Au fil des années, de nouveaux bâtiments sont sortis de terre. Le plus emblématique est sans doute la halle Joseph Maigrot, ce grand stade couvert qui semble veiller sur le site. "C’est l’antre de l’INSEP", affirme Christophe Meunier. "Cette halle recouvre une superficie de 9.100 mètres carrés. C’est un endroit incroyable avec une architecture en bois hors du commun."

Inaugurée par le Général De Gaulle en 1965, la halle Joseph Maigrot est mise à disposition des sportifs la même année. Piste d’athlétisme mais aussi de cyclisme sur piste, salles de musculation, unité de réathlétisation… "C’est vraiment un endroit symbolique de l’établissement", conclut Christophe Meunier.  

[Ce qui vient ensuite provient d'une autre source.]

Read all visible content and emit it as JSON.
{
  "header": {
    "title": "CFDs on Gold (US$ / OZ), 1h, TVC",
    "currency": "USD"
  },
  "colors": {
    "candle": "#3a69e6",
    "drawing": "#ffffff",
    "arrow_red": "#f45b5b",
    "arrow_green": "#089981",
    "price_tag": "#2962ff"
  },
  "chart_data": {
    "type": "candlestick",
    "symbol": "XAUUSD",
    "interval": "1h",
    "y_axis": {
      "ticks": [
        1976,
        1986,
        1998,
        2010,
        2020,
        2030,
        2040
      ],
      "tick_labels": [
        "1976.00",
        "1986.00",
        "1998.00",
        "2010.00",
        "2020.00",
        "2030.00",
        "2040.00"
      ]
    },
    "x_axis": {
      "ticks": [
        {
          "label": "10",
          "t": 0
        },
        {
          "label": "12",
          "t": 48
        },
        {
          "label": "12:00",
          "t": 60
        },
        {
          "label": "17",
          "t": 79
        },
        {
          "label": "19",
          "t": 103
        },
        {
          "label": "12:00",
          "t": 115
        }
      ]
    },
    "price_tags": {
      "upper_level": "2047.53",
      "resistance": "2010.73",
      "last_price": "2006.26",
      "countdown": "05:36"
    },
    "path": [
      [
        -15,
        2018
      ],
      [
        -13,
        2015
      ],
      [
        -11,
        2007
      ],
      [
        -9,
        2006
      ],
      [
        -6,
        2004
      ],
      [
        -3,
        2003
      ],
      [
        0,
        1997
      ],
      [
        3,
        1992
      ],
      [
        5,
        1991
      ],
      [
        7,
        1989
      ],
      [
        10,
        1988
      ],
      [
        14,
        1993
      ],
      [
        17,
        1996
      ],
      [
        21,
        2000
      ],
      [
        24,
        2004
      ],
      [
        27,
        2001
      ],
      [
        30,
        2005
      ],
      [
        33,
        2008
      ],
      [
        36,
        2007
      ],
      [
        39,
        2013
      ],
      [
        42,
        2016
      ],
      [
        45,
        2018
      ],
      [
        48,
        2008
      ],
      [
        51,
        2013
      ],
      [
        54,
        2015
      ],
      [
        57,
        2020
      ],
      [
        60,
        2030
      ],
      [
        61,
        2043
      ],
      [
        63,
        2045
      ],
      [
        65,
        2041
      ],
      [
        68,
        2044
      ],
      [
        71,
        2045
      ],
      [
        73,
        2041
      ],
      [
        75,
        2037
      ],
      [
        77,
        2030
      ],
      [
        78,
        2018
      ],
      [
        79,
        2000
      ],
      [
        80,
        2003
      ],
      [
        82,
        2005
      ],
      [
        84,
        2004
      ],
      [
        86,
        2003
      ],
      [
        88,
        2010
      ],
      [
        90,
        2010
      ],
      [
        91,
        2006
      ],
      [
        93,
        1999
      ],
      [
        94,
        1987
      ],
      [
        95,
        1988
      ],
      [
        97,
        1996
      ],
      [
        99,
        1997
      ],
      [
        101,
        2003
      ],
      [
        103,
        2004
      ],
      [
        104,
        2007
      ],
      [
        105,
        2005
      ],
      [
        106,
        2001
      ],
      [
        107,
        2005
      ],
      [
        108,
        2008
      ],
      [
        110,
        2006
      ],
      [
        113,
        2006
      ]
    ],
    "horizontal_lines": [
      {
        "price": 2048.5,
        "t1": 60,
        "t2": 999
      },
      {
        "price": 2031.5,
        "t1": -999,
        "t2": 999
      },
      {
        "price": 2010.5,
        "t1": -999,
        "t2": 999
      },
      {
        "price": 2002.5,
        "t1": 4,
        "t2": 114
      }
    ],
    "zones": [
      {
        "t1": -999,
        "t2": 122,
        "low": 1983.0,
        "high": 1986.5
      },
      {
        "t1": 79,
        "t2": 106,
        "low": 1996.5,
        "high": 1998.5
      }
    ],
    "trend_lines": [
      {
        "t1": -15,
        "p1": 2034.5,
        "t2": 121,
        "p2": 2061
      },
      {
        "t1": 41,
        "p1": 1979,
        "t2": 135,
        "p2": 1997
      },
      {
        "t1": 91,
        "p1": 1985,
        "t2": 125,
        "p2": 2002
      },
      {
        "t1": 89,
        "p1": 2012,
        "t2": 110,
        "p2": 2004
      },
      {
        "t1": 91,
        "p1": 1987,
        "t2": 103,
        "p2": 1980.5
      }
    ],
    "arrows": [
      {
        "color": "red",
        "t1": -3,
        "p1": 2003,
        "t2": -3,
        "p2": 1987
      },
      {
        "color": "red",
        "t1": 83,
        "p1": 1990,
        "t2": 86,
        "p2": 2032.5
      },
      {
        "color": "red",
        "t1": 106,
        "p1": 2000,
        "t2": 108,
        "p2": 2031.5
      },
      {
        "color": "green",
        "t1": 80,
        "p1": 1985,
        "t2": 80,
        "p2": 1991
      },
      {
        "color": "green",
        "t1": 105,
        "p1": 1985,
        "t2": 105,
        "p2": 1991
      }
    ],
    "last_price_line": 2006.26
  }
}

S’il y a quelqu’un qui connaît la halle Joseph Maigrot comme sa poche, c’est Adrien Taouji, l’entraîneur de Jimmy Gressier et d’Anaïs Bourgoin (entre autres). "J'ai découvert l'INSEP en 2007, en tant qu'étudiant", raconte-t-il. "J'ai aussi été surveillant de l'internat des mineurs, puis étudiant chercheur, entraîneur adjoint et maintenant entraîneur principal. Très sincèrement, pour avoir beaucoup voyagé, il n’y a pas meilleure structure d’entraînement que celle-ci. Tout y est réuni: on a une salle magique pour pouvoir s’entraîner dans de bonnes conditions toute la saison, de super machines de muscu… Mais ce qui fait vraiment la différence, ce sont les chercheurs et les innovations technologiques qui nous permettent d’optimiser les performances. En athlé, on utilise beaucoup la thermo room par exemple, pour s’adapter aux différents climats - comme celui de Tokyo, où ont lieu les championnats du monde en ce moment-même - mais aussi la cryothérapie. Et puis surtout, on a la chance d’avoir une Wavelight : une diode lumineuse qui permet de donner l’allure pendant une séance. Elle est souvent utilisée en compétition, pour donner l’allure d’un record par exemple. L’INSEP a su nous mettre à disposition cet outil très rapidement et c’est une chance, ça permet aux athlètes de l’appréhender pour l’utiliser le mieux possible en compétition."  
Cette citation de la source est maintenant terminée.